El liberalismo en el terreno de las medidas de gobierno

Al margen de esos principios fundamentales que unifican a los sectores liberales, la experiencia de los últimos dos siglos ha ido decantando ciertas ideas, proposiciones y posturas de carácter económico que me imagino que horrorizan al señor Dilla o provocan su rechazo intelectual, pero, como en el caso anterior, sospecho que los lectores querrán saber por qué se opone a ellas con tanta vehemencia. A continuación consigno las doce medidas de gobierno más populares entre los que nos consideramos liberales:

·      Suponemos que el libre mercado, a juzgar por la experiencia, es mucho más eficiente que la planificación centralizada desde el Estado para asignar recursos y crear riqueza.

·      Impulsamos la defensa del libre comercio frente al proteccionismo.

·      Propugnamos la apertura al comercio internacional y la inversión extranjeras.

·      Proponemos la existencia de un Estado reducido que haga pocas tareas, pero que las haga bien, y ponga el acento en impartir justicia y en cuidar la vida y la seguridad de las personas.

·      Rechazamos los déficits fiscales, el endeudamiento excesivo y a la impresión de dinero “inorgánico”, políticas todas que conducen a la inflación y al empobrecimiento colectivo. Es decir defendemos la moderación y la austeridad en el terreno macroeconómico.

·      Suponemos que es preferible un nivel bajo de presión fiscal para que la sociedad civil disponga de mayores recursos para crear riquezas.

·      Tenemos la convicción, derivada de la experiencia, de que el Estado es un pésimo empresario, corrupto y malgastador, y, por lo tanto, es preferible privatizar el aparato productivo que tiene en sus manos.

·      Dentro de ese espíritu, preferimos, cuando sea posible, la opción de la “tercerización” de servicios públicos antes que aumentar la burocracia.

·      Rechazamos, en general, los subsidios, por ser una fuente de corrupción y clientelismo, y porque convierten el asistencialismo en el instrumento de grupos de poder que perpetúan la pobreza y convierten a los necesitados en su base electoral.

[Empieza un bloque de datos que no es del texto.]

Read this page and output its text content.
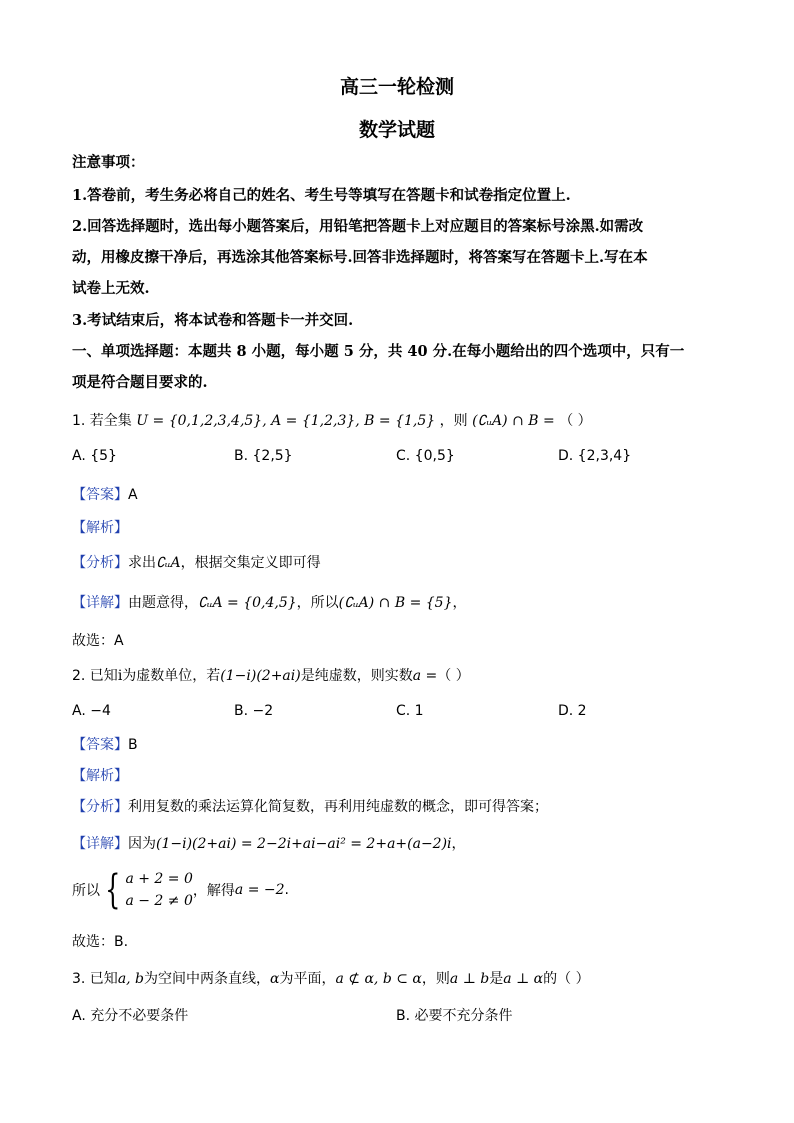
高三一轮检测
数学试题
注意事项：
1.答卷前，考生务必将自己的姓名、考生号等填写在答题卡和试卷指定位置上.
2.回答选择题时，选出每小题答案后，用铅笔把答题卡上对应题目的答案标号涂黑.如需改
动，用橡皮擦干净后，再选涂其他答案标号.回答非选择题时，将答案写在答题卡上.写在本
试卷上无效.
3.考试结束后，将本试卷和答题卡一并交回.
一、单项选择题：本题共 8 小题，每小题 5 分，共 40 分.在每小题给出的四个选项中，只有一
项是符合题目要求的.
1. 若全集 U = {0,1,2,3,4,5}, A = {1,2,3}, B = {1,5} ，则 (∁ᵤA) ∩ B = （ ）
A. {5}	B. {2,5}	C. {0,5}	D. {2,3,4}
【答案】A
【解析】
【分析】求出∁ᵤA，根据交集定义即可得
【详解】由题意得，∁ᵤA = {0,4,5}，所以(∁ᵤA) ∩ B = {5}，
故选：A
2. 已知i为虚数单位，若(1−i)(2+ai)是纯虚数，则实数a =（ ）
A. −4	B. −2	C. 1	D. 2
【答案】B
【解析】
【分析】利用复数的乘法运算化简复数，再利用纯虚数的概念，即可得答案；
【详解】因为(1−i)(2+ai) = 2−2i+ai−ai² = 2+a+(a−2)i，
所以 { a + 2 = 0
a − 2 ≠ 0，解得a = −2.
故选：B.
3. 已知a, b为空间中两条直线，α为平面，a ⊄ α, b ⊂ α，则a ⊥ b是a ⊥ α的（ ）
A. 充分不必要条件	B. 必要不充分条件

·      Favorecemos la toma de decisiones de las personas mediante vouchers, antes que colocar esas decisiones en manos de los burócratas del Estado para que decidan cómo, cuándo y qué deben consumir los individuos o cómo alcanzamos la felicidad.

·      Optamos por desregular cuando las normas entorpecen la creación de riquezas, pero regular cuidadosamente para garantizar la competencia, la transparencia y el fair play.

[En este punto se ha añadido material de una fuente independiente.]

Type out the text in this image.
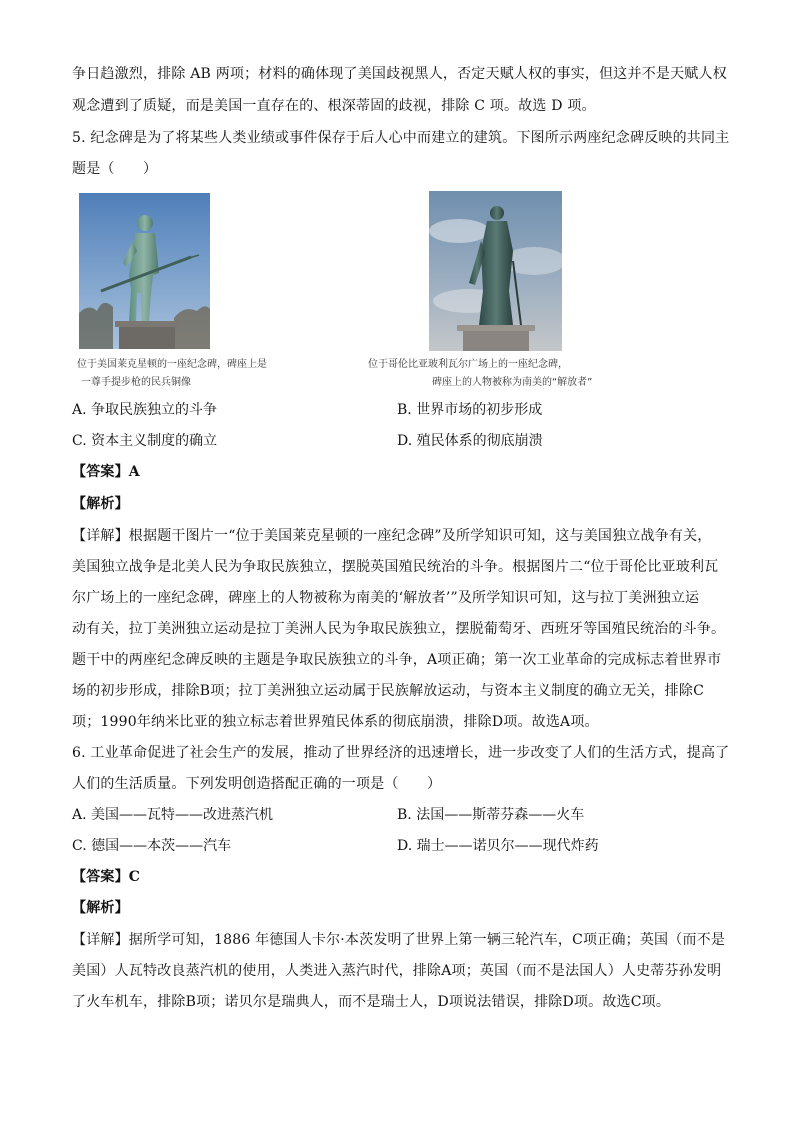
争日趋激烈，排除 AB 两项；材料的确体现了美国歧视黑人，否定天赋人权的事实，但这并不是天赋人权
观念遭到了质疑，而是美国一直存在的、根深蒂固的歧视，排除 C 项。故选 D 项。
5. 纪念碑是为了将某些人类业绩或事件保存于后人心中而建立的建筑。下图所示两座纪念碑反映的共同主
题是（　　）
位于美国莱克星顿的一座纪念碑，碑座上是
一尊手提步枪的民兵铜像
位于哥伦比亚玻利瓦尔广场上的一座纪念碑，
碑座上的人物被称为南美的“解放者”
A. 争取民族独立的斗争	B. 世界市场的初步形成
C. 资本主义制度的确立	D. 殖民体系的彻底崩溃
【答案】A
【解析】
【详解】根据题干图片一“位于美国莱克星顿的一座纪念碑”及所学知识可知，这与美国独立战争有关，
美国独立战争是北美人民为争取民族独立，摆脱英国殖民统治的斗争。根据图片二“位于哥伦比亚玻利瓦
尔广场上的一座纪念碑，碑座上的人物被称为南美的‘解放者’”及所学知识可知，这与拉丁美洲独立运
动有关，拉丁美洲独立运动是拉丁美洲人民为争取民族独立，摆脱葡萄牙、西班牙等国殖民统治的斗争。
题干中的两座纪念碑反映的主题是争取民族独立的斗争，A项正确；第一次工业革命的完成标志着世界市
场的初步形成，排除B项；拉丁美洲独立运动属于民族解放运动，与资本主义制度的确立无关，排除C
项；1990年纳米比亚的独立标志着世界殖民体系的彻底崩溃，排除D项。故选A项。
6. 工业革命促进了社会生产的发展，推动了世界经济的迅速增长，进一步改变了人们的生活方式，提高了
人们的生活质量。下列发明创造搭配正确的一项是（　　）
A. 美国——瓦特——改进蒸汽机	B. 法国——斯蒂芬森——火车
C. 德国——本茨——汽车	D. 瑞士——诺贝尔——现代炸药
【答案】C
【解析】
【详解】据所学可知，1886 年德国人卡尔·本茨发明了世界上第一辆三轮汽车，C项正确；英国（而不是
美国）人瓦特改良蒸汽机的使用，人类进入蒸汽时代，排除A项；英国（而不是法国人）人史蒂芬孙发明
了火车机车，排除B项；诺贝尔是瑞典人，而不是瑞士人，D项说法错误，排除D项。故选C项。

·      Junto a los teóricos de la creación de “capital humano” y “capital cívico”, dos nociones propuestas y muy analizadas por los pensadores liberales, creemos en la importancia extraordinaria de la educación, especialmente en los primeros años, cuando, como he señalado antes, se forjan el carácter, los hábitos y la escala de valores.

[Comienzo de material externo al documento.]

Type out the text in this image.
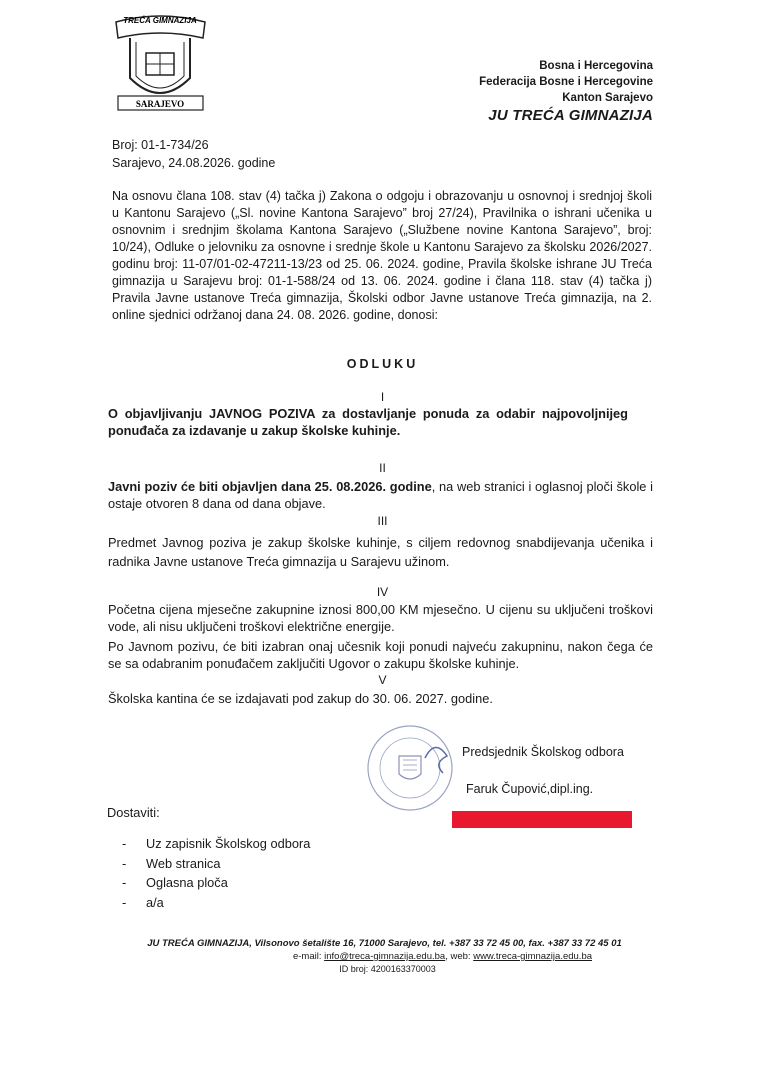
TREĆA GIMNAZIJA
SARAJEVO
Bosna i Hercegovina
Federacija Bosne i Hercegovine
Kanton Sarajevo
JU TREĆA GIMNAZIJA
Broj: 01-1-734/26
Sarajevo, 24.08.2026. godine
Na osnovu člana 108. stav (4) tačka j) Zakona o odgoju i obrazovanju u osnovnoj i srednjoj školi u Kantonu Sarajevo („Sl. novine Kantona Sarajevo” broj 27/24), Pravilnika o ishrani učenika u osnovnim i srednjim školama Kantona Sarajevo („Službene novine Kantona Sarajevo”, broj: 10/24), Odluke o jelovniku za osnovne i srednje škole u Kantonu Sarajevo za školsku 2026/2027. godinu broj: 11-07/01-02-47211-13/23 od 25. 06. 2024. godine, Pravila školske ishrane JU Treća gimnazija u Sarajevu broj: 01-1-588/24 od 13. 06. 2024. godine i člana 118. stav (4) tačka j) Pravila Javne ustanove Treća gimnazija, Školski odbor Javne ustanove Treća gimnazija, na 2. online sjednici održanoj dana 24. 08. 2026. godine, donosi:
ODLUKU
I
O objavljivanju JAVNOG POZIVA za dostavljanje ponuda za odabir najpovoljnijeg ponuđača za izdavanje u zakup školske kuhinje.
II
Javni poziv će biti objavljen dana 25. 08.2026. godine, na web stranici i oglasnoj ploči škole i ostaje otvoren 8 dana od dana objave.
III
Predmet Javnog poziva je zakup školske kuhinje, s ciljem redovnog snabdijevanja učenika i radnika Javne ustanove Treća gimnazija u Sarajevu užinom.
IV
Početna cijena mjesečne zakupnine iznosi 800,00 KM mjesečno. U cijenu su uključeni troškovi vode, ali nisu uključeni troškovi električne energije.
Po Javnom pozivu, će biti izabran onaj učesnik koji ponudi najveću zakupninu, nakon čega će se sa odabranim ponuđačem zaključiti Ugovor o zakupu školske kuhinje.
V
Školska kantina će se izdajavati pod zakup do 30. 06. 2027. godine.
Predsjednik Školskog odbora
Faruk Čupović,dipl.ing.
Dostaviti:
-	Uz zapisnik Školskog odbora
-	Web stranica
-	Oglasna ploča
-	a/a
JU TREĆA GIMNAZIJA, Vilsonovo šetalište 16, 71000 Sarajevo, tel. +387 33 72 45 00, fax. +387 33 72 45 01
e-mail: info@treca-gimnazija.edu.ba, web: www.treca-gimnazija.edu.ba
ID broj: 4200163370003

Como el señor Dilla me considera un ignorante (y seguramente lo soy, puesto que las cosas que sé son infinitamente menos que las que ignoro); y aunque no soy dado a respaldar mis posiciones con opiniones de autoridad (me parece un dudoso procedimiento para imponer las ideas extraído del método escolástico), advierto que estas doce amplias proposiciones, a las que probablemente se oponga el señor Dilla, porque tienen el tufo de lo que él llama neoliberalismo, cuentan con el respaldo parcial de una notable pléyade de pensadores e intelectuales calificados como liberales, entre los que, a vuela pluma, puedo citar a la siguiente docena de Premios Nobel de Economía: Friedrich von Hayek, Milton Friedman, Gary Becker, James Buchanan, Douglass North, Robert Lucas, Robert Mundell, Edmund Phelps, Edward C. Prescott, Amartya Sen, Robert W. Fogel y Ronald H. Coase. No es conmigo, sino con ellos con quienes debe debatir estas cuestiones que él domina con tanta certeza dado que, felizmente, no es un ignorante.

Asimismo, a los efectos del debate, sería útil que explicara por qué el Fondo Monetario Internacional, el Banco Mundial, y el Banco Interamericano de Desarrollo suelen recomendar  todas o algunas de estas medidas como expresiones del buen gobierno, o por qué, en Maastricht, cuando los países europeos fueron a adoptar una moneda común, el euro, crearon un marco de referencia bastante ajustado a este recetario liberal que describía a los Estados bien gobernados.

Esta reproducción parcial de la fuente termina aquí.